Leucoderma affects the skin affecting the appearance of the person. Most often these persons diagnosed with leucoderma find counselling very helpful. Some even find it beneficial in visiting a mental health professional who can help inreducing and improving the anxiety, self-esteem, depression issues in people with leucoderma. It causes more of mental illness than any harm physically. Wide spread visible leucoderma causes psychological distress, lack of confidence, and affects the person’s social interactions as well as outlook. In these cases, counselling plays a major role in helping the person in coping with this disorder.

5. Surgery

As already mentioned, leucoderma is not a serious physical condition, it is more of cosmetic and hence surgery is a last resort of the treatment options for people with leucoderma. Surgery is certainly not the first option for leucoderma treatment. There are options available in this and it could include:

  • Skin grafts : This procedure is also called as mini grafting. A section of skin is taken from a part of the body to cover the leucoderma affected area. These also have complications such as infection, scarring, or even failure to pigment.
  • Blister grafting: Blister grafting is grafting which uses the suction method to create blister on the skin and then the top of that blister is removed and attached to the leucoderma affected area.

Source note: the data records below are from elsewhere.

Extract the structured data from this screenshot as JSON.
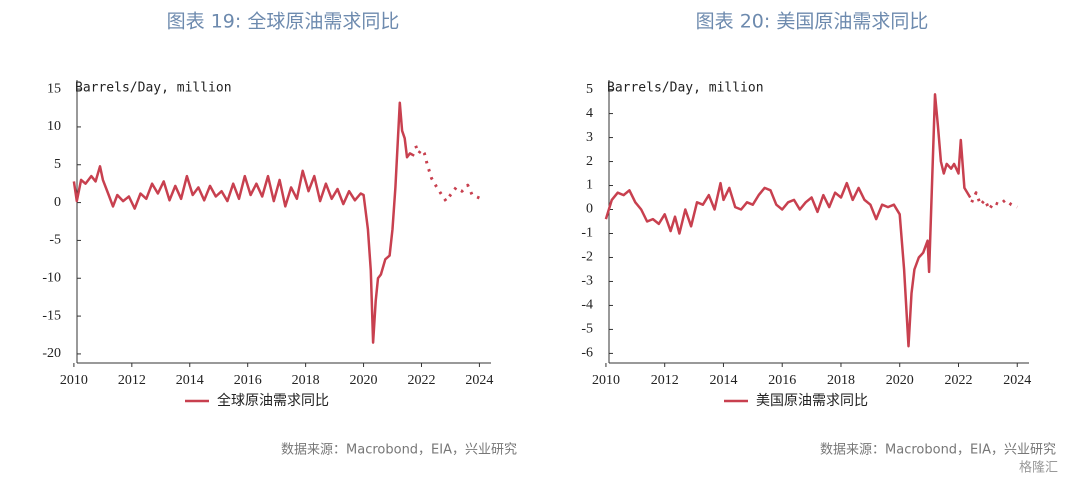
{
  "chart_data": [
    {
      "type": "line",
      "title": "图表 19: 全球原油需求同比",
      "y_label": "Barrels/Day, million",
      "source": "数据来源：Macrobond，EIA，兴业研究",
      "xlim": [
        2009.9,
        2024.4
      ],
      "xticks": [
        2010,
        2012,
        2014,
        2016,
        2018,
        2020,
        2022,
        2024
      ],
      "ylim": [
        -21.2,
        16.2
      ],
      "yticks": [
        15,
        10,
        5,
        0,
        -5,
        -10,
        -15,
        -20
      ],
      "series": [
        {
          "name": "全球原油需求同比",
          "color": "#c8404f",
          "style": "solid",
          "x": [
            2010.0,
            2010.1,
            2010.25,
            2010.4,
            2010.6,
            2010.75,
            2010.9,
            2011.0,
            2011.2,
            2011.35,
            2011.5,
            2011.7,
            2011.9,
            2012.1,
            2012.3,
            2012.5,
            2012.7,
            2012.9,
            2013.1,
            2013.3,
            2013.5,
            2013.7,
            2013.9,
            2014.1,
            2014.3,
            2014.5,
            2014.7,
            2014.9,
            2015.1,
            2015.3,
            2015.5,
            2015.7,
            2015.9,
            2016.1,
            2016.3,
            2016.5,
            2016.7,
            2016.9,
            2017.1,
            2017.3,
            2017.5,
            2017.7,
            2017.9,
            2018.1,
            2018.3,
            2018.5,
            2018.7,
            2018.9,
            2019.1,
            2019.3,
            2019.5,
            2019.7,
            2019.9,
            2020.0,
            2020.15,
            2020.25,
            2020.33,
            2020.42,
            2020.5,
            2020.6,
            2020.75,
            2020.9,
            2021.0,
            2021.1,
            2021.25,
            2021.33,
            2021.42,
            2021.5,
            2021.6,
            2021.75
          ],
          "values": [
            2.8,
            0.2,
            3.0,
            2.5,
            3.5,
            2.8,
            4.8,
            3.0,
            1.0,
            -0.5,
            1.0,
            0.2,
            0.8,
            -0.8,
            1.2,
            0.5,
            2.5,
            1.2,
            2.8,
            0.3,
            2.2,
            0.5,
            3.5,
            1.0,
            2.0,
            0.3,
            2.2,
            0.8,
            1.5,
            0.2,
            2.5,
            0.5,
            3.5,
            1.0,
            2.5,
            0.8,
            3.5,
            0.2,
            3.0,
            -0.5,
            2.0,
            0.5,
            4.2,
            1.5,
            3.5,
            0.2,
            2.5,
            0.5,
            1.8,
            -0.2,
            1.5,
            0.3,
            1.2,
            1.0,
            -3.5,
            -9.0,
            -18.5,
            -13.0,
            -10.0,
            -9.5,
            -7.5,
            -7.0,
            -3.5,
            2.0,
            13.2,
            9.5,
            8.5,
            6.0,
            6.5,
            6.2
          ]
        },
        {
          "color": "#c8404f",
          "style": "dotted",
          "x": [
            2021.8,
            2021.9,
            2022.0,
            2022.1,
            2022.2,
            2022.35,
            2022.5,
            2022.7,
            2022.85,
            2023.0,
            2023.2,
            2023.4,
            2023.6,
            2023.75,
            2024.0
          ],
          "values": [
            7.5,
            6.5,
            7.0,
            6.5,
            5.0,
            3.2,
            2.2,
            1.0,
            0.2,
            1.0,
            2.0,
            1.5,
            2.3,
            1.0,
            0.6
          ]
        }
      ]
    },
    {
      "type": "line",
      "title": "图表 20: 美国原油需求同比",
      "y_label": "Barrels/Day, million",
      "source": "数据来源：Macrobond，EIA，兴业研究",
      "xlim": [
        2009.9,
        2024.4
      ],
      "xticks": [
        2010,
        2012,
        2014,
        2016,
        2018,
        2020,
        2022,
        2024
      ],
      "ylim": [
        -6.4,
        5.4
      ],
      "yticks": [
        5,
        4,
        3,
        2,
        1,
        0,
        -1,
        -2,
        -3,
        -4,
        -5,
        -6
      ],
      "series": [
        {
          "name": "美国原油需求同比",
          "color": "#c8404f",
          "style": "solid",
          "x": [
            2010.0,
            2010.2,
            2010.4,
            2010.6,
            2010.8,
            2011.0,
            2011.2,
            2011.4,
            2011.6,
            2011.8,
            2012.0,
            2012.2,
            2012.35,
            2012.5,
            2012.7,
            2012.9,
            2013.1,
            2013.3,
            2013.5,
            2013.7,
            2013.9,
            2014.0,
            2014.2,
            2014.4,
            2014.6,
            2014.8,
            2015.0,
            2015.2,
            2015.4,
            2015.6,
            2015.8,
            2016.0,
            2016.2,
            2016.4,
            2016.6,
            2016.8,
            2017.0,
            2017.2,
            2017.4,
            2017.6,
            2017.8,
            2018.0,
            2018.2,
            2018.4,
            2018.6,
            2018.8,
            2019.0,
            2019.2,
            2019.4,
            2019.6,
            2019.8,
            2020.0,
            2020.15,
            2020.3,
            2020.4,
            2020.5,
            2020.65,
            2020.8,
            2020.95,
            2021.0,
            2021.2,
            2021.3,
            2021.4,
            2021.5,
            2021.6,
            2021.75,
            2021.85,
            2022.0,
            2022.08,
            2022.2,
            2022.4
          ],
          "values": [
            -0.4,
            0.4,
            0.7,
            0.6,
            0.8,
            0.3,
            0.0,
            -0.5,
            -0.4,
            -0.6,
            -0.2,
            -0.9,
            -0.3,
            -1.0,
            0.0,
            -0.7,
            0.3,
            0.2,
            0.6,
            0.0,
            1.1,
            0.4,
            0.9,
            0.1,
            0.0,
            0.3,
            0.2,
            0.6,
            0.9,
            0.8,
            0.2,
            0.0,
            0.3,
            0.4,
            0.0,
            0.3,
            0.5,
            -0.1,
            0.6,
            0.1,
            0.7,
            0.5,
            1.1,
            0.4,
            0.9,
            0.4,
            0.2,
            -0.4,
            0.2,
            0.1,
            0.2,
            -0.2,
            -2.5,
            -5.7,
            -3.5,
            -2.5,
            -2.0,
            -1.8,
            -1.3,
            -2.6,
            4.8,
            3.5,
            2.0,
            1.5,
            1.9,
            1.7,
            1.9,
            1.5,
            2.9,
            0.9,
            0.5
          ]
        },
        {
          "color": "#c8404f",
          "style": "dotted",
          "x": [
            2022.45,
            2022.6,
            2022.75,
            2022.9,
            2023.05,
            2023.2,
            2023.4,
            2023.6,
            2023.8,
            2024.0
          ],
          "values": [
            0.3,
            0.7,
            0.2,
            0.4,
            0.0,
            0.3,
            0.2,
            0.4,
            0.2,
            0.1
          ]
        }
      ]
    }
  ],
  "watermark": "格隆汇"
}
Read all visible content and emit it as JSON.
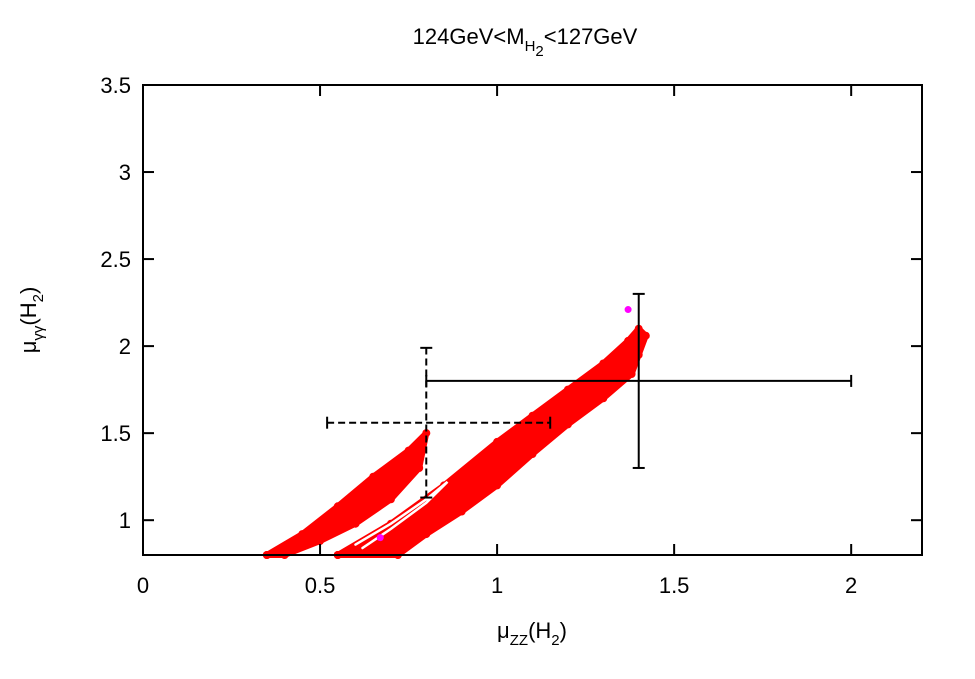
{
  "chart_data": {
    "type": "scatter",
    "title": {
      "base": "124GeV<M",
      "sub": "H",
      "subsub": "2",
      "tail": "<127GeV"
    },
    "xlabel": {
      "base": "μ",
      "sub": "ZZ",
      "tail_open": "(H",
      "tail_sub": "2",
      "tail_close": ")"
    },
    "ylabel": {
      "base": "μ",
      "sub": "γγ",
      "tail_open": "(H",
      "tail_sub": "2",
      "tail_close": ")"
    },
    "xlim": [
      0,
      2.2
    ],
    "ylim": [
      0.8,
      3.5
    ],
    "x_ticks": [
      0,
      0.5,
      1,
      1.5,
      2
    ],
    "x_tick_labels": [
      "0",
      "0.5",
      "1",
      "1.5",
      "2"
    ],
    "y_ticks": [
      1,
      1.5,
      2,
      2.5,
      3,
      3.5
    ],
    "y_tick_labels": [
      "1",
      "1.5",
      "2",
      "2.5",
      "3",
      "3.5"
    ],
    "grid": false,
    "colors": {
      "scan_points": "#ff0000",
      "highlight_points": "#ff00ff",
      "error_bars": "#000000"
    },
    "scan_region": {
      "description_band_a": {
        "x": [
          0.35,
          0.45,
          0.55,
          0.65,
          0.75,
          0.8,
          0.78,
          0.7,
          0.6,
          0.5,
          0.4,
          0.35
        ],
        "y": [
          0.8,
          0.92,
          1.08,
          1.25,
          1.4,
          1.5,
          1.3,
          1.12,
          0.98,
          0.88,
          0.8,
          0.8
        ]
      },
      "band_b": {
        "x": [
          0.55,
          0.7,
          0.85,
          1.0,
          1.1,
          1.2,
          1.3,
          1.37,
          1.4,
          1.42,
          1.4,
          1.38,
          1.3,
          1.2,
          1.1,
          1.0,
          0.9,
          0.8,
          0.72,
          0.55
        ],
        "y": [
          0.8,
          0.98,
          1.2,
          1.45,
          1.6,
          1.75,
          1.9,
          2.03,
          2.1,
          2.06,
          1.95,
          1.84,
          1.7,
          1.55,
          1.38,
          1.2,
          1.05,
          0.92,
          0.8,
          0.8
        ]
      },
      "x_range": [
        0.35,
        1.42
      ],
      "y_range": [
        0.8,
        2.13
      ]
    },
    "highlight_points": [
      {
        "x": 1.37,
        "y": 2.21
      },
      {
        "x": 0.67,
        "y": 0.9
      }
    ],
    "error_bars": [
      {
        "style": "solid",
        "x": 1.4,
        "y": 1.8,
        "x_err": [
          0.6,
          0.6
        ],
        "y_err": [
          0.5,
          0.5
        ]
      },
      {
        "style": "dashed",
        "x": 0.8,
        "y": 1.56,
        "x_err": [
          0.28,
          0.35
        ],
        "y_err": [
          0.43,
          0.43
        ]
      }
    ]
  }
}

Leucoderma is not a serious disorder or health condition, nonetheless, depending on the severity of the case any of the above mentioned leucoderma treatments can be utilized. As there is no certainty of the causes of leucoderma, we can only try to reduce the leucoderma risk by practising safe sun exposure, avoiding stress, avoiding injury, practising good skin care, managing any underlying autoimmune conditions. Leucoderma cannot be totally prevented but certainly managed and treated to ensure a better quality of life.